Dans une société où la vie se peint en plusieurs couleurs, les histoires ne manquent pas. Il en va d'une saga de relations humaines qui se vit au dépend de chaque personnage que Nathasha Pemba nous décrit dans ce recueil de nouvelles : « Polygamiques ». Un ouvrage qui contient huit nouvelles, chacune avec sa particularité. Pourtant, l'essence est le même : le thème de la polygamie ou le polyamour.
Qui est Nathasha Pemba ? C'est une écrivaine et essayiste, née à Pointe-Noire en République du Congo. Passionnée de la philosophie et la littérature, elle s'intéresse également à la question du vivre-ensemble dans les sociétés multiculturelles. Co-auteur de l'anthologie des femmes congolaises « Sirènes des sables ».
« Polygamiques » est son tout premier ouvrage de fiction paru aux Editions La Doxa en Mars 2015. Il contient huit nouvelles sur 181 pages.
Avec un style limpide, l'auteur nous amène à la découverte des réalités africaines, notamment celles du Congo. Il est évoqué dans cet ouvrage des personnages tels que : Nathalie, Mbiyavanga, Odinga, Ismaël etc...
Ces personnages ont des rôles purement originaux mais rattachés au noyau du recueil qu'est la relation qu'on entretient avec autrui. Une relation qui va du complexe d'infériorité à la convoitise et à la ruse dans « Ma future belle-mère » ( première nouvelle ); ou encore, du trouble familial et du sacrifice avec Ismael dans « Le secret » ( dernière nouvelle ).
Ces histoires étalées ici nous rappelle le principe de la force et de la faiblesse dans les relations humaines. L'un pour mener le jeu et l'autre pour subir le jeu. Ceci est clair dans « Troisième bureau » avec Odinga. Un vrai ''macho'' qui a le contrôle sur tout dans sa vie, ou plutôt, ''ses vies'' maritales. L'avis d'une femme pour lui n'est que simple caprice dans le mariage. L'auteur l'illustre à la page 129 pendant la conversation entre Odinga et sa deuxième épouse :
- Et si je dis non, que feras-tu ?
- Mélanie, je ne suis pas venue te demander ton autorisation. Je suis juste venu t'annoncer une nouvelle. Je suis polygame. Donc même sans ton consentement temporel, je me marierai.
En effet, le thème de la polygamie que développe l'auteure pousse à faire s’imaginer que tous les hommes ont une âme de polygame. Mais, il y en a qui ont peur du regard des autres, de leur jugement. En effet, pour tous les polygames comme pour Odinga, l'amour a une autre définition.
La description des faits et des lieux dans cet ouvrage nous rapproche de la réalité.

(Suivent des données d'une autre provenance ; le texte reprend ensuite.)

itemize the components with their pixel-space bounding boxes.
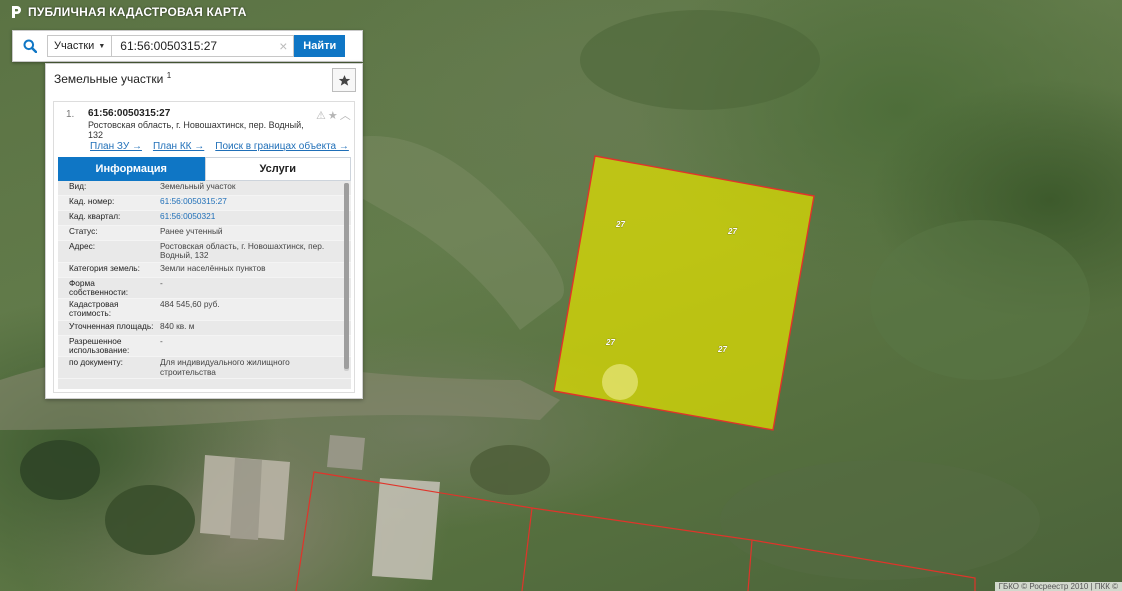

De façon brusque, on peut s'y perdre dans la stupéfaction, tout comme s'y retrouver dans une émotion forte. La couleur bleue revient plusieurs fois : bleu ciel ou encore bleue turquoise. Une touche d'humour ne nous laisse pas pantois lors de la lecture, tel que dans « L'intellectuel du quartier » avec Pater Bissila. Que dire de toute cette culture générale lorsque l'auteur nous situe Loudima ( Ville-district dans la Bouenza ) au Congo et nous retrace l'origine des ''Abacosts'' sur la page 88 ?
« Polygamiques » n'est pas que polygamie. Cet adjectif que Nathasha Pemba a choisi pour titre, émane des faits qui sont des retombés de la polygamie dans certaines familles. Ceci éclaircit au mieux un certain impact sur la vie de ceux qui manquent une affection paternelle, celles qui cherchent une attention de ce genre dans leurs conquêtes amoureuses, ceux qui se sacrifient pour prendre les responsabilités dans leurs familles même étant jeunes...
La première de couverture de ce recueil de nouvelles dégage la tradition. Une Afrique où des us et coutumes resteront le pilier et seront là en faveur des hommes comme toujours. Qui dit polygame, dit le sexe fort et donc le pouvoir, l'appel à la soumission à auquel la femme doit forcement répondre même quand elle souffre dans son foyer. Mais quelle est cette femme aujourd'hui ?
Juvénale Obili,
Références,
Nathasha Pemba, Polygamiques, Rungis, La Doxa, 2015.